Wolfsburg/Tokio. Noch ist es Toyota. Doch der Volkswagen-Konzern könnte sich in diesem Jahr erstmals zum Absatzkönig der Branche aufschwingen. Trotzdem wäre ein solches Überholmanöver vorbei am Rivalen nur ein Etappensieg - und der Absatz bei weitem nicht das wichtigste Ziel.
In dieser Kategorie konnten die Japaner 2014 ihren Platz eins noch verteidigen. Doch nun macht ihnen die heimische Wirtschaftspolitik einen Strich durch die Wachstumsrechnung - Toyota erwartet 2015 einen leichten Rückgang der Verkaufszahlen. Und so sieht Analyst Frank Schwope von der NordLB den VW-Konzern in diesem Jahr mit 10,5 Millionen Fahrzeugen klar vor Toyota und Generals Motors.
Der Titel Absatzweltmeister ist imageträchtig. Allerdings macht er die Autos eines Herstellers nicht besser und sorgt nicht per se für blendende Geschäfte. Bei zu rasantem Wachstum droht sogar das Gegenteil. Toyota zog daraus schon seine Lehren und nahm nach einer Serie von Qualitätsproblemen und Rückrufen den Fuß vom Gas. Auch Volkswagen schwenkt seit geraumer Zeit um - auf der Zielgeraden.
Dabei glänzen die Zahlen zum VW-Wachstumstempo auf den ersten Blick nur so: 2007 zählte der Konzern 50 Fabriken, inzwischen sind es 107. Unter der Ägide des aktuellen VW-Chefs Martin Winterkorn verdoppelte sich seit 2007 der Umsatz fast (2006: 105 Milliarden Euro).
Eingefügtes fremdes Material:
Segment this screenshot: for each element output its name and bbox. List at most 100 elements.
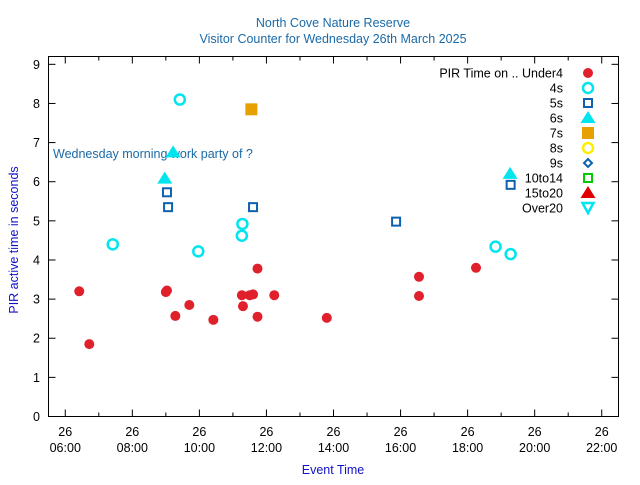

Seither ist die Belegschaft inklusive der Übernahmen um locker 80 Prozent oder 269 000 Mitarbeiter gewachsen und kratzt an der 600.000er-Marke. Der Jahresabsatz hat sich in den vergangenen zehn Jahren verdoppelt.
Trotzdem kamen schon zur Jahresbilanz im März 2014 warnende Worte von Winterkorn: «Der Anspruch des Konzerns lautet jetzt mehr denn je: «qualitatives Wachstum».» Im Sommer folgen Taten und ein Sparprogramm, das die Kosten allein bei der renditeschwachen Hausmarke VW-Pkw bis 2017 um fünf Milliarden Euro drosseln soll.
In einem Weckruf vor rund 1000 Führungskräften nutzte Winterkorn sogar die Worte «Strategie» und «scheitern» in einem Satz und meinte damit den selbstverordneten Weg zur Weltmarktführerschaft bis 2018. Denn diese 2018-Strategie macht neben Absatz- auch Renditevorgaben, die bisher weit entfernt erscheinen.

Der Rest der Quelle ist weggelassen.